El láser de Er:YAG se muestra como una posible alternativa a los medios mecánicos actuales en el tratamiento de las superficies radiculares. El mecanismo de acción de este láser, denominado ablación termomecánica, se basa en la alta absorción de su radiación (2,94 µm) por el agua superficial y por los grupos OH de la hidroxiapatita. La elevación de la temperatura del agua da lugar a la evaporación de la misma, aumentado la presión intratisular. En consecuencia, se generan microexplosiones con la consiguiente ablación del tejido. Al incidir únicamente a nivel superficial, no se generan daños térmicos subyacentes 15.

Sin embargo, los primeros terminales impedían una adecuada instrumentación en el interior de las bolsas periodontales. Gracias a diferentes investigaciones, se diseñó una fibra de cuarzo con punta biselada para facilitar su aplicación16.

Los diferentes autores consultados proponen rangos energéticos muy dispares en la instrumentación radicular con láser de Er:YAG. Según Stock y cols.17,esto puede deberse al diseño experimental, a la técnica de aplicación, así como a variables cualitativas y cuantitativas del cálculo (color, textura, contenido en agua o espesor).

En este sentido, Aoki y cols.18 realizaron un estudio "in vitro" aplicando el láser Er:YAG con rangos energéticos crecientes. Exponen que el proceso de ablación del cálculo subgingival se acompaña de desprendimiento de cemento y dentina, a menos que las densidades energéticas empleadas sean inferiores a 10,6 J/cm2/pulso (30 mI/pulso), para las cuales se elimina únicamente cálculo.

Stock y cols.17 exponen que para la radiación del láser Er:YAG, el cálculo y el cemento radicular presentan el mismo umbral de ablación, situado a 13 J/cm2/pulso (37 mJ/pulso); por tanto, no es posible la remoción selectiva del cálculo radicular. Al igual que Aoki y cols18, indican que la ablación completa del tártaro subgingival siempre conllevará eliminación de cemento.

Keller y Hibst19 en investigaciones anteriores, muestran que densidades energéticas de 17,5 J/cm2/pulso (50 mJ/pulso) no ocasionan daños en el cemento radicular. Indican que la ablación eficaz del cálculo y cemento infectado se logra con 21-52,5 J/cm2/pulso (60-150 mJ/pulso).

La morfología radicular obtenida tras la instrumentación con láser Er:YAG también ha sido motivo de estudio por diferentes autores. Así, Aoki y cols.18 indican que las superficies radiculares tratadas muestran un aspecto irregular, tizoso y con cráteres asilados. Según Fujii y cols.20,dichos cráteres podrían favorecer la recolonización bacteriana.

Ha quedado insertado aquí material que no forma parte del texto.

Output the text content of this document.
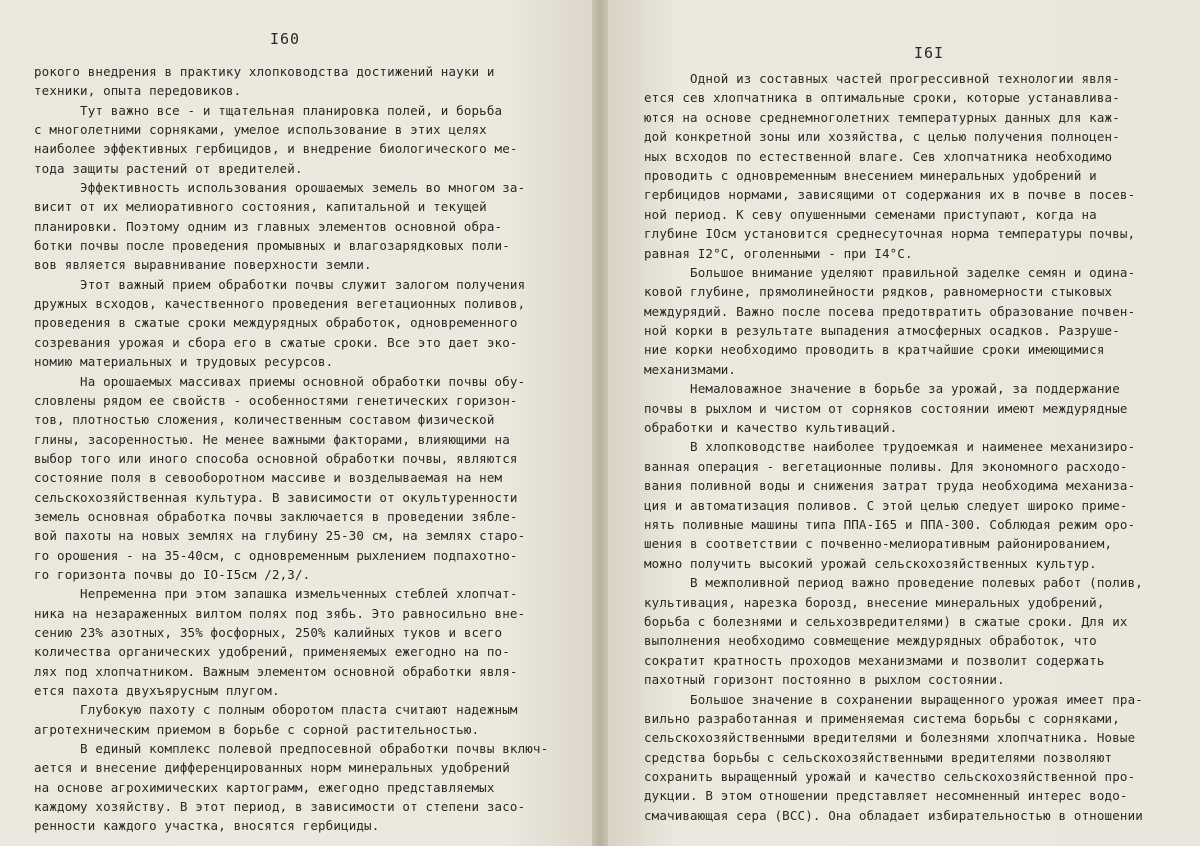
I60
рокого внедрения в практику хлопководства достижений науки и
техники, опыта передовиков.
Тут важно все - и тщательная планировка полей, и борьба
с многолетними сорняками, умелое использование в этих целях
наиболее эффективных гербицидов, и внедрение биологического ме-
тода защиты растений от вредителей.
Эффективность использования орошаемых земель во многом за-
висит от их мелиоративного состояния, капитальной и текущей
планировки. Поэтому одним из главных элементов основной обра-
ботки почвы после проведения промывных и влагозарядковых поли-
вов является выравнивание поверхности земли.
Этот важный прием обработки почвы служит залогом получения
дружных всходов, качественного проведения вегетационных поливов,
проведения в сжатые сроки междурядных обработок, одновременного
созревания урожая и сбора его в сжатые сроки. Все это дает эко-
номию материальных и трудовых ресурсов.
На орошаемых массивах приемы основной обработки почвы обу-
словлены рядом ее свойств - особенностями генетических горизон-
тов, плотностью сложения, количественным составом физической
глины, засоренностью. Не менее важными факторами, влияющими на
выбор того или иного способа основной обработки почвы, являются
состояние поля в севооборотном массиве и возделываемая на нем
сельскохозяйственная культура. В зависимости от окультуренности
земель основная обработка почвы заключается в проведении зябле-
вой пахоты на новых землях на глубину 25-30 см, на землях старо-
го орошения - на 35-40см, с одновременным рыхлением подпахотно-
го горизонта почвы до IO-I5см /2,3/.
Непременна при этом запашка измельченных стеблей хлопчат-
ника на незараженных вилтом полях под зябь. Это равносильно вне-
сению 23% азотных, 35% фосфорных, 250% калийных туков и всего
количества органических удобрений, применяемых ежегодно на по-
лях под хлопчатником. Важным элементом основной обработки явля-
ется пахота двухъярусным плугом.
Глубокую пахоту с полным оборотом пласта считают надежным
агротехническим приемом в борьбе с сорной растительностью.
В единый комплекс полевой предпосевной обработки почвы включ-
ается и внесение дифференцированных норм минеральных удобрений
на основе агрохимических картограмм, ежегодно представляемых
каждому хозяйству. В этот период, в зависимости от степени засо-
ренности каждого участка, вносятся гербициды.
I6I
Одной из составных частей прогрессивной технологии явля-
ется сев хлопчатника в оптимальные сроки, которые устанавлива-
ются на основе среднемноголетних температурных данных для каж-
дой конкретной зоны или хозяйства, с целью получения полноцен-
ных всходов по естественной влаге. Сев хлопчатника необходимо
проводить с одновременным внесением минеральных удобрений и
гербицидов нормами, зависящими от содержания их в почве в посев-
ной период. К севу опушенными семенами приступают, когда на
глубине IOсм установится среднесуточная норма температуры почвы,
равная I2°C, оголенными - при I4°C.
Большое внимание уделяют правильной заделке семян и одина-
ковой глубине, прямолинейности рядков, равномерности стыковых
междурядий. Важно после посева предотвратить образование почвен-
ной корки в результате выпадения атмосферных осадков. Разруше-
ние корки необходимо проводить в кратчайшие сроки имеющимися
механизмами.
Немаловажное значение в борьбе за урожай, за поддержание
почвы в рыхлом и чистом от сорняков состоянии имеют междурядные
обработки и качество культиваций.
В хлопководстве наиболее трудоемкая и наименее механизиро-
ванная операция - вегетационные поливы. Для экономного расходо-
вания поливной воды и снижения затрат труда необходима механиза-
ция и автоматизация поливов. С этой целью следует широко приме-
нять поливные машины типа ППА-I65 и ППА-300. Соблюдая режим оро-
шения в соответствии с почвенно-мелиоративным районированием,
можно получить высокий урожай сельскохозяйственных культур.
В межполивной период важно проведение полевых работ (полив,
культивация, нарезка борозд, внесение минеральных удобрений,
борьба с болезнями и сельхозвредителями) в сжатые сроки. Для их
выполнения необходимо совмещение междурядных обработок, что
сократит кратность проходов механизмами и позволит содержать
пахотный горизонт постоянно в рыхлом состоянии.
Большое значение в сохранении выращенного урожая имеет пра-
вильно разработанная и применяемая система борьбы с сорняками,
сельскохозяйственными вредителями и болезнями хлопчатника. Новые
средства борьбы с сельскохозяйственными вредителями позволяют
сохранить выращенный урожай и качество сельскохозяйственной про-
дукции. В этом отношении представляет несомненный интерес водо-
смачивающая сера (ВСС). Она обладает избирательностью в отношении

Folwaczny y cols.16 indican que energías superiores a 35 J/cm2/pulso (100 mJ/pulso) eliminan el cálculo radicular sin formación de barrillo o smear layer. Según ellos, las imágenes son similares a las mostradas por las curetas y ultrasonidos. Estos autores, al igual que Aoki y cols.18 no observan signos de carbonización y fusión. Sin embargo, en un estudio posterior efectuado por Aoki y cols.21 se evidencia que la eliminación del cálculo con láser Er:YAG es menor que con ultrasonidos.

Keller y Hibst19 describen una superficie irregular, con huellas de ablación de bordes romos y profundidad máxima de 100 µm causadas por el desplazamiento de la fibra óptica. Indican que el cemento muestra una imagen homogénea, con impactos de láser aislados en forma de cráter de fondo irregular y 270 µm de profundidad. En estudios posteriores exponen que existe relación entre la morfología de la superficie radicular tratada y la inclinación de la fibra óptica. Así, proponen situarla en un ángulo de 20°, aunque se precisen energías mayores de ablación, porque dicha angulación disminuye la probabilidad de daño térmico22.

Según los autores consultados, las superficies tratadas con láser Er:YAG no muestran carbonización, a diferencia de las instrumentadas con láser CO2 o Nd:YAG16,17,19. Esto parece tener implicaciones clínicas importantes. Así, estudios "in vivo" e "in vitro" indican que la presencia de una película carbonizada residual en las superficies radiculares inhibe la inserción fibroblástica11.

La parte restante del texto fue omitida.